New Targets for the Tournament

On November 12, we will release four new targets, with each target having both the 20-day and 60-day horizons, for a total of eight new columns in the train, validation, and live v4 data files described here.

Numerai scores submissions from data scientists against target_nomi. The Nomi target represents a transformation of the underlying stock returns with certain risks taken out eg. market beta. You can think of the targets as a residual return.

There are many different ways to compute residual returns and therefore many ways to create targets. For example, one target might be neutral to all market factors (country, sector, value, momentum, etc). Another target might be neutral to just some of them.

At Numerai we believe there is no “best model” which is why we ensemble thousands of models. For the same reason, we don’t believe there is one “best target” which is why Numerai releases multiple targets. Each target is a different way to train a model to learn how to earn returns under different risk constraints.

The 4 New Targets

  • The four new targets are named target_ralph, target_tyler, target_victor, and target_waldo.
  • Target_ralph is an improvement to Nomi in our internal backtests. Specifically, target_ralph purges certain uncompensated dimensions of risk and packs more portfolio-implementable returns into the target. For these reasons, we believe it will also help TC. Another interesting fact about target_ralph is that models trained on this target tend to have higher capacity, which is important as our AUM grows.
  • Models trained on target_tyler, target_victor, and target_waldo are all diversifying in different ways, and they ensemble well with models trained on target_nomi.
  • Target_tyler helps regulate how portfolios achieve neutrality with respect to various types of risk. In today’s volatile market environment, this is especially important. Our research indicates that an equal-weighted ensemble of models trained on Nomi and target_tyler tends to improve both portfolio return and Sharpe ratio.
  • Target_victor takes the idea of stock-specific return, and applies it to a much bigger set of risk variables. We believe models trained on this target would be less correlated with common predictors that people use, and thus potentially reducing crowding risk.
  • Target_waldo is in the same vein as target_tyler. While it is a bit less restrictive than target_tyler on certain risk dimensions, models trained on it also ensemble well with models trained on Nomi.

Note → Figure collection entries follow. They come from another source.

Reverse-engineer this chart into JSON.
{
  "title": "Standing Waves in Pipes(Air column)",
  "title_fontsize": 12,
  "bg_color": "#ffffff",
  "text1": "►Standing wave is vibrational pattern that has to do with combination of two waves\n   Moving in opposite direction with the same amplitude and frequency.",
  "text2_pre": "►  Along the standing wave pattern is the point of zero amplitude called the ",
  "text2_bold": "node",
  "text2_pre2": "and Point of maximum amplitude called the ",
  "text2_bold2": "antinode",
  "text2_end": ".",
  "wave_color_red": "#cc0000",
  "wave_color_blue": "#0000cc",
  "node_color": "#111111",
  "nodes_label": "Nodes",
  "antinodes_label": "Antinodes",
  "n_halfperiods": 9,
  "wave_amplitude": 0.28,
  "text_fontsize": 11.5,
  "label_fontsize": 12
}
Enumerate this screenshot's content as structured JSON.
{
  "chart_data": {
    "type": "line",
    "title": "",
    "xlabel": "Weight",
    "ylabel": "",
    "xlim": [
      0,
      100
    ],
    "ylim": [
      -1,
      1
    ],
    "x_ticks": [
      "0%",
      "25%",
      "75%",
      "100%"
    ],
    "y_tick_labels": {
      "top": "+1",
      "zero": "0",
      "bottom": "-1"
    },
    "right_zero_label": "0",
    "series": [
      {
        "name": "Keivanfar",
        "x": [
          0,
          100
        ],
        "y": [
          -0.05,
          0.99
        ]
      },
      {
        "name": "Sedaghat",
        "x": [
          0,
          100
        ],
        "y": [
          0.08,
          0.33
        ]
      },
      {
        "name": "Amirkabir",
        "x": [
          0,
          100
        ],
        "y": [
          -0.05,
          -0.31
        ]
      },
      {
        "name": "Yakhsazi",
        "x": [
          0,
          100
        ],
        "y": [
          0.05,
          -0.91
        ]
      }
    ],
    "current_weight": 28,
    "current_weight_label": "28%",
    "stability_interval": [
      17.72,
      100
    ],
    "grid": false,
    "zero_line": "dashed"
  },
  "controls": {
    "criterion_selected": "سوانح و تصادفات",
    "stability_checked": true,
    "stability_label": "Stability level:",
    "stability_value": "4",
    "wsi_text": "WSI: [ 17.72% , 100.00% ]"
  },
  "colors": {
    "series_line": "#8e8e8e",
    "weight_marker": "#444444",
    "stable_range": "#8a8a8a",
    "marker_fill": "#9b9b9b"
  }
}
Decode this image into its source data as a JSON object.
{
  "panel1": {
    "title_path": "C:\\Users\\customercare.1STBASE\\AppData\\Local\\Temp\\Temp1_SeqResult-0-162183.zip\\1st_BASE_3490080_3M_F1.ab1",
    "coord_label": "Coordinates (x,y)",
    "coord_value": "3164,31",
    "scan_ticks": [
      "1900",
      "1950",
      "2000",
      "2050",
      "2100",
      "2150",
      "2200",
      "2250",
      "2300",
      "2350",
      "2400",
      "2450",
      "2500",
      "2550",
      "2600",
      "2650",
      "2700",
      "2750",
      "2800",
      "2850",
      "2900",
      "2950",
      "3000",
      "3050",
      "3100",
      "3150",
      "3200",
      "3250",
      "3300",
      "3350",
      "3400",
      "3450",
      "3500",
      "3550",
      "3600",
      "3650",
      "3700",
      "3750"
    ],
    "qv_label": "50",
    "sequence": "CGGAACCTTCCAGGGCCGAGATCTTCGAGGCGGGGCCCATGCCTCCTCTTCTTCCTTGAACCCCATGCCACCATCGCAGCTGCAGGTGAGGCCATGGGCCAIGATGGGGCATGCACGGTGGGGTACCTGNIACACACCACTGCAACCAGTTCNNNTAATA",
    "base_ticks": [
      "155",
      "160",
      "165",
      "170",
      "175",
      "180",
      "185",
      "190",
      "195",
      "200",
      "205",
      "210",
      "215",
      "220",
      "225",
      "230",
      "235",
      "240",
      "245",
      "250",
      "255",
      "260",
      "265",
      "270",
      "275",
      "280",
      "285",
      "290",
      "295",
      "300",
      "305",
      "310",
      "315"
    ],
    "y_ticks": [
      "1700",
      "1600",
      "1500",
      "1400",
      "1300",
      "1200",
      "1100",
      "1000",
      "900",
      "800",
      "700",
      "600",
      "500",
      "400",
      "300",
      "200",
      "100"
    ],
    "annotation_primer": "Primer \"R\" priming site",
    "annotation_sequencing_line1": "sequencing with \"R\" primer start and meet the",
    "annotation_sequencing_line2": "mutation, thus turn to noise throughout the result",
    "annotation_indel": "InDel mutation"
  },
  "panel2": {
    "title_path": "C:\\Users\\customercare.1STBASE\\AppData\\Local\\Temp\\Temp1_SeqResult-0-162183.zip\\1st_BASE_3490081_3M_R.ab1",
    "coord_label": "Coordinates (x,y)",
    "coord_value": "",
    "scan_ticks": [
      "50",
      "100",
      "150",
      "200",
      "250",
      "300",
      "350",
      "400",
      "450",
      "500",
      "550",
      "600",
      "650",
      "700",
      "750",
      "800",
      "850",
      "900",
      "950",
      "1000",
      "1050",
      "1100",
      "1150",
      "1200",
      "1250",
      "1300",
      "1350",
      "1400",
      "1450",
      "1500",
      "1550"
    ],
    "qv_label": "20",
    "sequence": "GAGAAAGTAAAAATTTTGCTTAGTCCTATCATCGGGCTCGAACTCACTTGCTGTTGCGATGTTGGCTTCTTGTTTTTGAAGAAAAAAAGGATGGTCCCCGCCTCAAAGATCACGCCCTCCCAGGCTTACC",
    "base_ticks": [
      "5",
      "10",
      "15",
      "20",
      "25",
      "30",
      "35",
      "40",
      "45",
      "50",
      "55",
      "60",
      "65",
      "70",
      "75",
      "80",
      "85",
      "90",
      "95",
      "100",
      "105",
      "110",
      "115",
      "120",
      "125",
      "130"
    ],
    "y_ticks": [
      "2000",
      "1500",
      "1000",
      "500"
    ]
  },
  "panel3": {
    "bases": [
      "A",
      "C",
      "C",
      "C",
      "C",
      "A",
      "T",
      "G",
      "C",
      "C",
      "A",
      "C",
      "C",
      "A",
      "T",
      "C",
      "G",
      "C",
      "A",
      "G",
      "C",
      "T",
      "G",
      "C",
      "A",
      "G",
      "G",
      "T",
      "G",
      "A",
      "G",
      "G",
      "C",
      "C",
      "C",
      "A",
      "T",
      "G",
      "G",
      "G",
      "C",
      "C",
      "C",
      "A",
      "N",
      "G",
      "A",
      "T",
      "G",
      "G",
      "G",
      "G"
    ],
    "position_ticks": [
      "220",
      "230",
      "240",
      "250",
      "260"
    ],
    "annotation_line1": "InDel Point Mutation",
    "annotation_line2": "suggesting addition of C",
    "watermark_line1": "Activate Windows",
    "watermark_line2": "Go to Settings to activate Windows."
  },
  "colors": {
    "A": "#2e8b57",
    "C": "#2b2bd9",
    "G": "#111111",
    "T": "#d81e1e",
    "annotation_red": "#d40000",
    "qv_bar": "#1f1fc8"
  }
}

These four new targets will be in this Saturday morning’s data.

New Target Highlights

The new targets are reasonably different from Nomi, as shown in the correlation table below.

Correlation among Targets

Predictions from the models trained on these new targets can predict Nomi, and in some cases even beat the Nomi target, during the 433-era validation period.

The figure below shows that a model trained on target_ralph tends to outperform a model trained on target_nomi over 433 eras on the validation data.

Possible Avenues of Research

New targets can help data scientists in all kinds of ways. But here are some ideas for how to begin researching them.

  • Train a model with the same architecture or parameters as your best Nomi model on all the new targets. Can you find a set of weights for all four models which outperforms your current best Numerai model?
  • Feature selection can be important on Numerai especially as the number of features has increased over time. Via cross-validation can you show whether or not there are good subsets of features which work for some targets but not for others? Or is it a good idea to only use a subset of features which works on all targets?
  • Numerai gives out standard parameters for a LightGBM in our example script. We grid searched these parameters for target_nomi a long time ago. Is the set of LightGBM we use in the example script for Nomi not optimal for target_ralph, target_tyler, target_victor, and target_waldo? What works better for those targets?

We would be happy to review any of your initial results on the target in this forum thread. We have little doubt that the Numerai community will quickly discover interesting results we’ve missed while developing these for the last few months.

If the community can find easy improvements to the example script using these new targets, we always like updating it to give new Numerai users a head start. We’d be happy to review your pull request which updates that script.